History plays a part in the development of religious communities and that is often through acts of obedience to the Church.
We have looked at a religious community of women in the Diocese of Corpus Christi as one that is totally contemplative—the Sisters of Adoration of the Blessed Sacrament. Most of us think of all other communities in the Diocese of Corpus Christi as being active.
In the 17th century, the Sisters of the Incarnate Word and Blessed Sacrament were founded as a contemplative community committed to love, adore and proclaim Jesus specifically as Jesus the Incarnate Word. The congregation’s founder, Jeanne Chezard de Matel, urged her sisters to build up their relationship with the Person of the Incarnate Word by spending time with Him in contemplation and prayer.
And this they did but with the addition of one active element – the teaching of little girls. The children came into the cloister to be taught; as they taught, the sisters continued to live a contemplative life.
In the 19th century a French bishop, Jean Marie Odin, was appointed to all of Texas. Since he did not have sufficient priests and sisters to work with him, in desperation, he went back to France looking for priests and religious to help him.
His request to the Sisters of the Incarnate Word and Blessed Sacrament to send missionaries to Texas was refused because they could not see how this was in line with their contemplative life. However, through the intervention of the pope, they felt obliged to help, and so the first Sisters of the Incarnate Word and Blessed Sacrament came to Galveston where they spent some time studying English.
Eventually the Bishop Odin sent them to make a foundation in Brownsville where, because of the presence of the Missionary Oblates of Mary Immaculate, the bishop hoped the Sisters would always have the help of priests belonging to a religious community.
When, in the early 20th century, the Bishop of Corpus Christi begged the Sisters of the Incarnate Word to do whatever was needed for them to be able to minister in the small towns around Corpus Christi, the sisters prayed and reconsidered. They then made what for them was a momentous decision – the decision to lift the cloister from their order in the Diocese of Corpus Christi.
This enabled the sisters to live in small communities in the towns around Corpus Christi in order to bring Catholic education there. It continued in Corpus Christi itself in different parishes and in the Incarnate Word Motherhouse.
There is, however, no mention in that decision that the sisters were giving up their contemplative spirit. Their community spirit strives to attain that same balance of a contemplative/apostolic spirit, which was sought in earlier changes. The contemplative/apostolic thrust of the Order remains.

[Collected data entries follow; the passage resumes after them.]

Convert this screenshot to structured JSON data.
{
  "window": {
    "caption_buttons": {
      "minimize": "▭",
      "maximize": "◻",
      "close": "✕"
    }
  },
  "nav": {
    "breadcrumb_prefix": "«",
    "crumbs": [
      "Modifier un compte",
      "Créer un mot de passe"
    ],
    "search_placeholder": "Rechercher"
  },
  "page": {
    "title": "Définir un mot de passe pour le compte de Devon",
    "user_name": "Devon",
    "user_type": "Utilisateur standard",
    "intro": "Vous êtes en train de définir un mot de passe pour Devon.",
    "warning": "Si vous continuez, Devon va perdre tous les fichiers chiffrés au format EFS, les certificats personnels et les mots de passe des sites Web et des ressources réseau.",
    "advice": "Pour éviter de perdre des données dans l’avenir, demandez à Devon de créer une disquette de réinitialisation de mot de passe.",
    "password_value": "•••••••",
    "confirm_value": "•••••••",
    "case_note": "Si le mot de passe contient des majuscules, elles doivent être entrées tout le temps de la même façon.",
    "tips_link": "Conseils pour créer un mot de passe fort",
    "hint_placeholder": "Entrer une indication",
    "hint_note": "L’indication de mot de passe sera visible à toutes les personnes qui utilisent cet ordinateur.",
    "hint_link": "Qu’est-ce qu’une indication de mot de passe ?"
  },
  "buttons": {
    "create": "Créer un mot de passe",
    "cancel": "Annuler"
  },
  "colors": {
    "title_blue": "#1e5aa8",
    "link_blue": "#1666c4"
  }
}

Cloister is an external reality, which helps in maintaining the contemplative spirit of an order. The Sisters of the Incarnate Word and Blessed Sacrament and many other orders have found that the spirit of contemplation can be continued even without the cloister. The Incarnate Word Constitution expresses this by saying, “As religious people seek God before all things and only Him, they endeavor to combine contemplation with apostolic love. The living out of this contemplative dimension of religious life results in an attitude of continuous and humble adoration of God’s mysterious presence in people, events, and things. This ecclesial ideal is reflected in the congregational mission: to adore the Incarnate Word and to proclaim the mystery of the Incarnation.”
The call of the Holy Father in his first address to members of Institutes of Consecrated Life, for “the witness of people who live a life totally dedicated to Christ, and prefer nothing to His love,” can be considered especially relevant to Sisters of the Incarnate Word and Blessed Sacrament. In her autobiography, Jeanne de Matel writes of Jesus’ words to her in prayer, “With humble gratitude, accept My graces, and allow Me to love you and to pour out the torrents of My goodness upon you.”
The way of holiness, which the Lord preferred for Jeanne, was the way of love, with the initiative taken by the Incarnate Word. The present constitution of the order summarizes holiness in the following words: “Sisters of the Incarnate Word in this time of New Evangelization are called to live a spirituality of communion centered in Christ and in charity toward others. They strive to balance community living, prayer and action so that none are neglected.
“The sisters’ bond of community is intended to make them more clearly a sign of the mystery of the Church. The community formed is centered in the Person of the Incarnate Word. Striving to live in fidelity to the Church, the sisters commit themselves to assist her in meeting contemporary needs. As their primary means of evangelization, they choose Christian education in the multiple forms found in the contemporary Church. In doing so, they are responding to the words of Christ, “Go, therefore, and teach all nations.”
The Sisters of the Incarnate Word and Blessed Sacrament, then, strive to live a contemplative/apostolic life. The contemplative aspect comes from the first choice for the Order in its 17th century in France. The apostolic aspect comes from the needs of the Church in the twentieth and twenty-first centuries. That the Church accepts this combination is shown in the ecclesial approval of the latest Constitution of the Order, given in Rome and dated July 2, 1986.